Was there a brass weighbridge in the Western Han Dynasty?

According to the current archaeological data and documents, there is no or no discovery.

let's talk about the paperweight, which is a traditional handicraft of Han nationality in ancient China. Refers to things that are used to press paper when writing and painting. Most of them are rectangular strips, which are also called weighing scales and pressure scales for some reasons. The original paperweights were not fixed in shape. The origin of paperweights is that ancient literati often put small bronzes and jades on their desks to enjoy them. Because they all have a certain weight, people will use them to press paper or books while enjoying them. Over time, they have developed into a kind of stationery for study-paperweights. It is known that the earliest mention of special paperweights was in the Southern and Northern Dynasties, "The Ancestral History of the Southern History of Yuan Rong": "The Emperor (Xiao Daocheng, Emperor of Qi Gao, 427-482) tried to use white jade paperweights as a coffin, and iron as a book to make the town happy, and it was very strong, so as to prepare for it, and he wanted to replace the staff."

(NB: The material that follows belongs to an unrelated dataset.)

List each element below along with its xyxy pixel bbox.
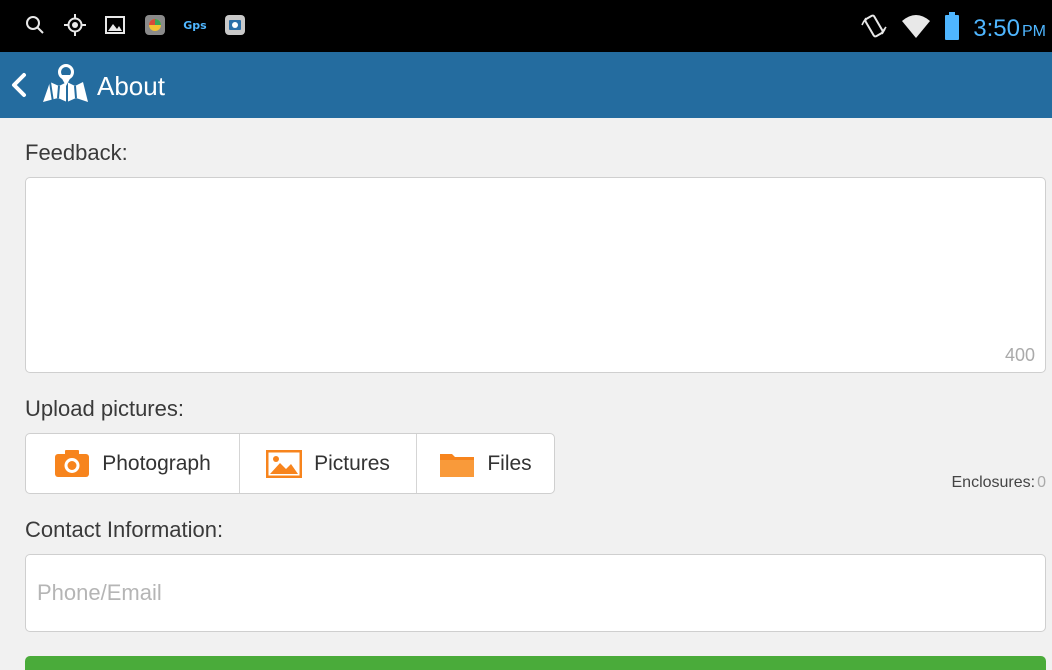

besides brass, brass is an alloy composed of copper and zinc. The word brass refers specifically to copper-zinc alloy, which began in the Ming Dynasty, and its record can be found in Ming Hui Dian: "In Jiajing, there is an example, Tongbao money is 6 million yuan, and 47,272 Jin of second fire brass is used ..." Through the analysis of the composition of copper coins in the Ming Dynasty, it is found that the appearance of casting brass in the Ming Hui Dian is much later than that of other copper alloys, because it is difficult to obtain zinc in brass. Zinc oxide can be quickly reduced to metallic zinc at a high temperature of 95℃-1℃, while liquid zinc has boiled at 96℃, so the metallic zinc obtained by reduction exists as vapor. When cooling, the reaction is reversed, and the vapor zinc is oxidized into zinc oxide from carbon dioxide in the furnace, so it is necessary to have a special condensation device to obtain metallic zinc. This is one of the reasons why the use of zinc metal is much later than that of copper, lead, tin and iron, and it is also one of the reasons why brass castings appear later. There are very few copper-zinc alloy coins in the money of the Western Han Dynasty and Xinmang, and the content of zinc in some coins reaches 7%, but this does not mean that brass coins were produced at the time of Xinmang in the Western Han Dynasty. Because these copper-zinc alloys are extremely rare phenomena, their zinc content is generally much smaller than that of brass in the real sense, which is 15%-4%. These copper coins containing zinc were produced when copper and zinc were used in the "mountain casting money" in the Han Dynasty. Because one is a very rare phenomenon, and the other is brass, which is still not really meaningful, it is currently recognized that China brass products appeared in the Ming Dynasty.